After applying these steps, you'll have four products that you then add together. In our example, \[(4 - 3x)(4 + 3x) = 4 \times 4 + 4 \times 3x - 3x \times 4 - 3x \times 3x\]which simplifies into a single polynomial expression.

Algebraic expressions involve numbers, variables (such as \(x\)), and operations (like addition, subtraction, multiplication, and division). They can be simple, like \(3x\), or complex, involving multiple terms and operations. When you multiply algebraic expressions, you need to carefully expand and combine the terms. This means following the order of operations and being meticulous about distributing each part of the expression through multiplication. In the example \[(4 - 3x)(4 + 3x),\] the expression is an algebraic combination of constants and the variable \(x\). This requires careful application of multiplication, and then combining like terms. Notice how the middle terms, \[12x - 12x,\] cancel out, which often happens when using conjugate pairs like these.

Factoring polynomials is essentially the reverse of multiplication.
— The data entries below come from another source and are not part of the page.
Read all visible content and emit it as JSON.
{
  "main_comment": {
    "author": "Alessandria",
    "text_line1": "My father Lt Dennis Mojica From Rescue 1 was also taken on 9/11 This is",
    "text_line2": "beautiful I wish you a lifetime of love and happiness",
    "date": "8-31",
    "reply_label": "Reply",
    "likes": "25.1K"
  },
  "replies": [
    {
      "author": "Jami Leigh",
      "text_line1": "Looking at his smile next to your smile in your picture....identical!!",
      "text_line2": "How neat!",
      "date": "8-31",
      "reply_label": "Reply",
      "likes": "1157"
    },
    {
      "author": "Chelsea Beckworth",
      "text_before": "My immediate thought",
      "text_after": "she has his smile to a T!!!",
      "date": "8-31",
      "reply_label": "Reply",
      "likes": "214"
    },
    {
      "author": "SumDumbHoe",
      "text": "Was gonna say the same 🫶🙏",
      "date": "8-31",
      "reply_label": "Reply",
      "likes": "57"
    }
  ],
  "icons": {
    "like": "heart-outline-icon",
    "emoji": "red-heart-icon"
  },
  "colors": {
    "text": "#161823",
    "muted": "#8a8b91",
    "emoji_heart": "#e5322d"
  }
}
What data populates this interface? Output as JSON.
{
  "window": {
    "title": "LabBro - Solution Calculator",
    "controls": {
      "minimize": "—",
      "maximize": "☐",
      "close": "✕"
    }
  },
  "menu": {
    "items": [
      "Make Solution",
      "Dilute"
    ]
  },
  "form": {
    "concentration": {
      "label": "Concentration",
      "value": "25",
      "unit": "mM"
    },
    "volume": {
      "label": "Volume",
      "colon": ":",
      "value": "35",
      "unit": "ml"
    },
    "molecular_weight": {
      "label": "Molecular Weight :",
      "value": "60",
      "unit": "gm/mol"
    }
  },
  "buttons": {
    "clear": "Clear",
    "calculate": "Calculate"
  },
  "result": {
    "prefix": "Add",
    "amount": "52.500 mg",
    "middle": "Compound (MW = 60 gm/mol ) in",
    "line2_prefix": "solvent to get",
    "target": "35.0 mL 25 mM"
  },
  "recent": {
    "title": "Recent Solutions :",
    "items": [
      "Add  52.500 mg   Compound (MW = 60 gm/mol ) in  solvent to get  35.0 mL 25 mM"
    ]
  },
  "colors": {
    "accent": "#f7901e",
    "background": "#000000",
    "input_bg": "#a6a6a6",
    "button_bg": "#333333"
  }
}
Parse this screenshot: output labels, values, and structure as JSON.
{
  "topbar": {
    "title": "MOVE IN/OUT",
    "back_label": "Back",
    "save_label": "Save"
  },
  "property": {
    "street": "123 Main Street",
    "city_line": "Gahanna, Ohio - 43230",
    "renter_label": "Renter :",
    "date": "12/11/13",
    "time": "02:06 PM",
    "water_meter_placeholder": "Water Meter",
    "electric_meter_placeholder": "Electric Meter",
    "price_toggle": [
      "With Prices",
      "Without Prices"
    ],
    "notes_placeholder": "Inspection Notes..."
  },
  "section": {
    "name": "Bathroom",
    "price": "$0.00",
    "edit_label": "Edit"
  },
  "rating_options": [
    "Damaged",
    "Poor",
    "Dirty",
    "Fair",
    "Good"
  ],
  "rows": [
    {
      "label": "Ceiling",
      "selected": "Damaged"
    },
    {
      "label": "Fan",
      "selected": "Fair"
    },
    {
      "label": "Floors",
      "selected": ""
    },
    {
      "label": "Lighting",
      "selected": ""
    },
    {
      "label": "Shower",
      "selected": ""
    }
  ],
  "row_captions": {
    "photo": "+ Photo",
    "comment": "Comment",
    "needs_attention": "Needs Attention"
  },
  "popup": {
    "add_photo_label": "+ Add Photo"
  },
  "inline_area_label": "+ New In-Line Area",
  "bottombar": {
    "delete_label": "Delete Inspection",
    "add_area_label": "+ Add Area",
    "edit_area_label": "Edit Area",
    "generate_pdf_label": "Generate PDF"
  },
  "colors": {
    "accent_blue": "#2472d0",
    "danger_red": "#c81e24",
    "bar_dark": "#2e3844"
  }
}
It involves breaking down a polynomial into simpler terms, or factors, that when multiplied together return the original polynomial expression. In simpler terms, you are looking for two or more expressions that, when multiplied, give you the previous expression.In our exercise, \[16 - 9x^2,\] we see the product of \[(4-3x)(4+3x).\]This result is already factored as it is presented as a difference of squares. The expression \[a^2 - b^2\] can be expressed as \[(a - b)(a + b),\] hence reversing the original multiplication process. The polynomial \[16 - 9x^2\] can be factored back into \[(4 - 3x)(4 + 3x),\] demonstrating the relationship between multiplication and factoring in polynomials.